1.5 – System behavior under load
This chapter analyzes system behavior as workload increases and as systems approach their capacity limits.
It focuses on the main mechanisms that can cause degradation under load, including saturation, queueing, throughput loss, and tail latency amplification.
These concepts are central in performance engineering because they analyze why systems may appear stable under low load and become unstable near their capacity limits.
Table of Contents
- 1.5.1 Load vs capacity
- 1.5.2 Saturation and queueing
- 1.5.3 Non-linear degradation
- 1.5.4 Throughput collapse
- 1.5.5 Tail latency amplification
1.5.1 Load vs capacity
Definition
A system operates under a workload, but it has a well-defined capacity.
- Load: the amount of work applied to the system (e.g. requests per second, concurrent users)
- Capacity: the maximum amount of work the system can handle while remaining stable
Understanding the relationship between load and capacity is fundamental in performance engineering.
It defines the operating envelope of the system and determines when behavior is predictable and when degradation begins.
System behavior
At low load:
- resources are underutilized
- response time is stable
- throughput increases linearly with load
As load increases:
- resource utilization grows
- contention begins to appear
- response time increases
When load approaches capacity:
- queues form
- latency increases rapidly
- system behavior becomes less predictable
This transition is one of the most important aspects of performance analysis.
A system rarely moves directly from “stable” to “problematic”.
It usually passes through a region of increasing instability and reduced efficiency.
Capacity is not a fixed value
Capacity is often misunderstood as a restricted set of values.
In reality, it depends on:
- workload composition (use cases and distribution)
- resource configuration (CPU, memory, pools)
- system state (cold vs warm, cache effects)
- external dependencies (databases, services)
A system may handle:
- 100 req/s for simple requests
- but only 20 req/s for complex requests
Capacity is therefore always contextual.
It must be understood in relation to a specific workload, environment, and acceptance criteria.
Effective capacity
Capacity must be defined under well-defined constraints.
Typical criteria:
- latency within acceptable limits (e.g. p95)
- error rate below threshold
- stable resource usage
The maximum load that satisfies these conditions is the effective capacity.
This is the capacity that matters operationally.

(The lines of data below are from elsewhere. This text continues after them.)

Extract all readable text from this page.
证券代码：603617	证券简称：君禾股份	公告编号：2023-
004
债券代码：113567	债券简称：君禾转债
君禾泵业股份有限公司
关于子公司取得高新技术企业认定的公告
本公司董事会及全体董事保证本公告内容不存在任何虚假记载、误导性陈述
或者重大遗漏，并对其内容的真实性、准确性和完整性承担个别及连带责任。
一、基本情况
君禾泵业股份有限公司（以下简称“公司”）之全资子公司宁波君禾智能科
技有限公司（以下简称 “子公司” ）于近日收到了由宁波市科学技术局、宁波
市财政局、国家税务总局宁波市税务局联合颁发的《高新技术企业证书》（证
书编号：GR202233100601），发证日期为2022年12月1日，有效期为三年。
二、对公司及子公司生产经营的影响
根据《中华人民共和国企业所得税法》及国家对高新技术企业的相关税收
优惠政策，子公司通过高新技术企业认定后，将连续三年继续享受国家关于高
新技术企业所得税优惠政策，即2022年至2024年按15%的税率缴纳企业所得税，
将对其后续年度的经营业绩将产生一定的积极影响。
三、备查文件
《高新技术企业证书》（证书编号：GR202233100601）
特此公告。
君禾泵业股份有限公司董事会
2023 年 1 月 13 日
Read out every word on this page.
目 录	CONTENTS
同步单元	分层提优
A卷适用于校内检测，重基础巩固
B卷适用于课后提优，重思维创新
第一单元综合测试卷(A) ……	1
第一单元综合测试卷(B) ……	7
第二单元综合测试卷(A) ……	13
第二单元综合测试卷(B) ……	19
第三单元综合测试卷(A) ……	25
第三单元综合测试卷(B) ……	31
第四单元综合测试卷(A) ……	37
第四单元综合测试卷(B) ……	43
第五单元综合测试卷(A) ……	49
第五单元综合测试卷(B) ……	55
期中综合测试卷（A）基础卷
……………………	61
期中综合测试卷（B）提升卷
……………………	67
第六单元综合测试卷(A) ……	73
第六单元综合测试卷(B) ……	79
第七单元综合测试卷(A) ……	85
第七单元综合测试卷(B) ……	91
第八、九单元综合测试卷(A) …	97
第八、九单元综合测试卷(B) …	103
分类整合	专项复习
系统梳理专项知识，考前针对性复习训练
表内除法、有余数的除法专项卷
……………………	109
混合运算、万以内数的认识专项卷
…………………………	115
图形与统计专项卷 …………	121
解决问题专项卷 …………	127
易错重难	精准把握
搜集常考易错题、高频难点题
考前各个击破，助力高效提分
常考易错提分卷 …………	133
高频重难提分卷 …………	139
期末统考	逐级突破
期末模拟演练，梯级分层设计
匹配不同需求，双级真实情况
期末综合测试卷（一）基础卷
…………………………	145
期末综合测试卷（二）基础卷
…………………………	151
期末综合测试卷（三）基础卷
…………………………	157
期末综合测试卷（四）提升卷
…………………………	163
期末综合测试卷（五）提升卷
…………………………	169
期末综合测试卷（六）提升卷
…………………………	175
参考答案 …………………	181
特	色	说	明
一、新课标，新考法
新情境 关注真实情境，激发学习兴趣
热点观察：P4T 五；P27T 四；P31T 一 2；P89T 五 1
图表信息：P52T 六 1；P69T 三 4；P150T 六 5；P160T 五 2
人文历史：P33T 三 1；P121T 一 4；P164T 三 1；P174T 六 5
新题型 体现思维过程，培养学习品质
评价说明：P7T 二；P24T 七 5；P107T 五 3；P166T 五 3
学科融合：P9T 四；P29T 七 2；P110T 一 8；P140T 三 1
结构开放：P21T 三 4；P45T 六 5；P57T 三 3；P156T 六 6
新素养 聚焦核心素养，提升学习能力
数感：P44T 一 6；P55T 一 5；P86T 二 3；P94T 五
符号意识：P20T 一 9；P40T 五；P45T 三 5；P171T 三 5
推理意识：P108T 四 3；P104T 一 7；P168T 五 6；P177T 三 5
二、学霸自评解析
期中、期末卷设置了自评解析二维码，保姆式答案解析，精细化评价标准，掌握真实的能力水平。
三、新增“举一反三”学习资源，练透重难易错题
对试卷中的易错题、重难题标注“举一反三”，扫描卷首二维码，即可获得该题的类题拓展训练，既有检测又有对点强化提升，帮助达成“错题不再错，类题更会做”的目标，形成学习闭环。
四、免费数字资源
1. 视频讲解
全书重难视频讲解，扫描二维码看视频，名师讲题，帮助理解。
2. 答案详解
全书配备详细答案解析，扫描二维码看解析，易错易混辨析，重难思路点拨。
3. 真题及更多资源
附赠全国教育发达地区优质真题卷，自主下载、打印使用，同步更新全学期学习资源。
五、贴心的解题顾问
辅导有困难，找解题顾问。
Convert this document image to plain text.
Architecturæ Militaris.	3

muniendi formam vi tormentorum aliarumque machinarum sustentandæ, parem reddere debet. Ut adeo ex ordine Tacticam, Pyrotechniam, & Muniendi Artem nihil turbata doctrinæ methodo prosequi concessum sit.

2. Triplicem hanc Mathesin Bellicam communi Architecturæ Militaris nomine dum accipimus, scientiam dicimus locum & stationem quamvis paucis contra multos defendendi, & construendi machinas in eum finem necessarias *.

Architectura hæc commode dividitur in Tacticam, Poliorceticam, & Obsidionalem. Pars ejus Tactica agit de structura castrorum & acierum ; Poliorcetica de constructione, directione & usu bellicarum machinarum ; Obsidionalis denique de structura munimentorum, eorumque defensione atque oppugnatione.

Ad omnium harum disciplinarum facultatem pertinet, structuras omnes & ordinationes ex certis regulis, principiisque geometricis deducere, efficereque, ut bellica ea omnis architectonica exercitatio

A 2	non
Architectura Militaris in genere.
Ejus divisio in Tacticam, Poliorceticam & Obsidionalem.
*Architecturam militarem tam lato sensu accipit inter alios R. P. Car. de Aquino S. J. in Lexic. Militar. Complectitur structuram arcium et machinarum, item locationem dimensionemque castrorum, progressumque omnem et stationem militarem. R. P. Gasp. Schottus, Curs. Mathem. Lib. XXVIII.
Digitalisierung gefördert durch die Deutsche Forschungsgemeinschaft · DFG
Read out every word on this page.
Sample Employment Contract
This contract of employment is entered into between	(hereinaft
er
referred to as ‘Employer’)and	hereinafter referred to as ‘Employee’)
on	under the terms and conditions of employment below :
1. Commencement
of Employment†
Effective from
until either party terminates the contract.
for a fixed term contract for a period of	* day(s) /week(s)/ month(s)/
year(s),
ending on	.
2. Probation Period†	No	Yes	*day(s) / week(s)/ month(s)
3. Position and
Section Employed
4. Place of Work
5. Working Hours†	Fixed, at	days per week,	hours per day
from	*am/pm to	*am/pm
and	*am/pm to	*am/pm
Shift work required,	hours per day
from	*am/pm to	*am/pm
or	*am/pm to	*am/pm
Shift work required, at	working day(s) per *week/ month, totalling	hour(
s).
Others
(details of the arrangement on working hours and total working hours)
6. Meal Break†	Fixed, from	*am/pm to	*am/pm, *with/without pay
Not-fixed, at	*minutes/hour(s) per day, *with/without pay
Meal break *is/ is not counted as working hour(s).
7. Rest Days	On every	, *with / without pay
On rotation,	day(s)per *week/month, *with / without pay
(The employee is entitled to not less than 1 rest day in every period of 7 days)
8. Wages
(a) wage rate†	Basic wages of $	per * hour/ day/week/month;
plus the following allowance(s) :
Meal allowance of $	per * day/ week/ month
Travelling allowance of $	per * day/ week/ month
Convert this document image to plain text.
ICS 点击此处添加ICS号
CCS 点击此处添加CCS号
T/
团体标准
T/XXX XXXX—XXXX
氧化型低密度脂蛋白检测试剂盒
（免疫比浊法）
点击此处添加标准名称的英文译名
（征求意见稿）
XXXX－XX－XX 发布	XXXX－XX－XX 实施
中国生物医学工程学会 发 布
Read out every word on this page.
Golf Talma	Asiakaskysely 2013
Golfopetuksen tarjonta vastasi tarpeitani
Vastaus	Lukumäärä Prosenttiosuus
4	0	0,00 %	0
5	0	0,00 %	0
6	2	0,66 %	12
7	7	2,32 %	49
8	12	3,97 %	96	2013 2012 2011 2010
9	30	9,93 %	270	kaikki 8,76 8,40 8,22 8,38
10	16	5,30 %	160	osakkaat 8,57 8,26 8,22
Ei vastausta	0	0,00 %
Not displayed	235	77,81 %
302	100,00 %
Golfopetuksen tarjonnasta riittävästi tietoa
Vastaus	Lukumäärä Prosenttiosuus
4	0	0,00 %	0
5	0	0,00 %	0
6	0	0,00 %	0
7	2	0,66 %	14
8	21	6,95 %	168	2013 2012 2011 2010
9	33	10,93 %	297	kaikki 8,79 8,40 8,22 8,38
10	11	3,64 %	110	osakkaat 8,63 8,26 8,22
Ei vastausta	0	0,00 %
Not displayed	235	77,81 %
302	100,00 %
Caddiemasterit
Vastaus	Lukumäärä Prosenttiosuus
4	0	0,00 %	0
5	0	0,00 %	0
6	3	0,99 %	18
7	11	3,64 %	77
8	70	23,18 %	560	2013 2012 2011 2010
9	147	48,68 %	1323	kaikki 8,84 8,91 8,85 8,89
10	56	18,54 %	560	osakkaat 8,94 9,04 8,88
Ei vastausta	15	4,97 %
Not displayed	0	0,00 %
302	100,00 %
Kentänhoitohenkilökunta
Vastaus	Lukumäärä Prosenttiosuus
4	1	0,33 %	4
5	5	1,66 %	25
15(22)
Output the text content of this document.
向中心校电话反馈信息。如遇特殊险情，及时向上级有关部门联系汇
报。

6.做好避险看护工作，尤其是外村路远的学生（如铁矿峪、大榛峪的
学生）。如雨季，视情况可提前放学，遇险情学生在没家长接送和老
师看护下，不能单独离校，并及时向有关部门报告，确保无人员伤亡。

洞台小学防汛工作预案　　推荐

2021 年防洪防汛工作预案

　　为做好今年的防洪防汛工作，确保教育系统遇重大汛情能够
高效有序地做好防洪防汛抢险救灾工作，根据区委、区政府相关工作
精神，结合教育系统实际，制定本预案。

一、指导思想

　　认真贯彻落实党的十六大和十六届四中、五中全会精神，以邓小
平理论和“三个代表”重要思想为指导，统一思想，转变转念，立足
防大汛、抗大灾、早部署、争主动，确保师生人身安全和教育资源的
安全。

A theoretical maximum that produces unacceptable latency or instability is not useful in practice.
Practical implication
Capacity cannot be assumed a priori.
It must be:
- measured under realistic workload
- validated through testing
- monitored over time
Increasing load beyond effective capacity leads to:
- rapid degradation
- unstable behavior
- potential system failure
It may also reduce the system’s ability to recover quickly after overload.
Link with previous concepts
The relationship between load, latency, and concurrency is formalized by:
As load increases:
- concurrency increases
- waiting time grows
- response time degrades
This relationship constitutes one of the foundations for understanding behavior under load.
Practical interpretation
Load and capacity should never be treated as abstract labels.
They determine:
- whether the system operates with headroom
- whether queueing is likely to appear
- how much margin exists before instability appears
In performance engineering, knowing that a system “works” is not sufficient.
What matters is knowing under which load conditions it remains stable and how close it is to its effective capacity.
Key idea
A system does not break when it reaches capacity.
It begins to degrade before that point.
The goal of performance engineering is to identify:
- where the capacity limits lie
- how the system behaves near them
- how much margin is required
1.5.2 Saturation and queueing
Definition
Saturation occurs when a resource is busy most or all of the time.
Queueing occurs when incoming work cannot be processed immediately and must be placed on hold: in a queue.
These two phenomena are closely related.
They are among the most important mechanisms underlying performance degradation in real systems.
Resource saturation
A resource becomes saturated when:
- its utilization approaches the limit
- it has little or no idle time
Typical examples:
- CPU close to 100%
- thread pool fully occupied
- connection pool exhausted
At this point:
- new requests cannot be processed immediately
- they must wait
Saturation does not necessarily mean there is a problem.
It means the system has lost processing headroom and is no longer able to absorb additional work without delay.
Queue formation
When work requests arrive faster than they can be processed:
- a queue forms
- waiting time increases
This affects response time:
- service time remains the same
- waiting time grows
→ 1.2.3 Service time vs response time
Queueing is therefore the visible consequence of insufficient processing capacity at a given resource.
Non-linear effect
Queueing does not grow linearly.
As utilization increases:
- waiting time grows slowly at first
- then increases rapidly
- eventually dominates response time
Small increases in load can cause large increases in latency.
This explains why systems often appear stable for a long time and then degrade suddenly near the saturation threshold.
Link with utilization
Utilization plays a central role:
As utilization approaches its limit:
- the probability of waiting increases
- queues grow
- latency becomes unstable
The important point is not that a resource is “busy,” but that when it is persistently busy, incoming work begins to accumulate.
Practical implications
Queueing is often the main cause of performance degradation.
Symptoms include:
- sudden increase in response time
- high tail latency (p95, p99)
- growing queues (threads, connections, requests)
Even if:
- CPU is not fully saturated
- average latency seems acceptable
queueing may still be the dominant source of delay.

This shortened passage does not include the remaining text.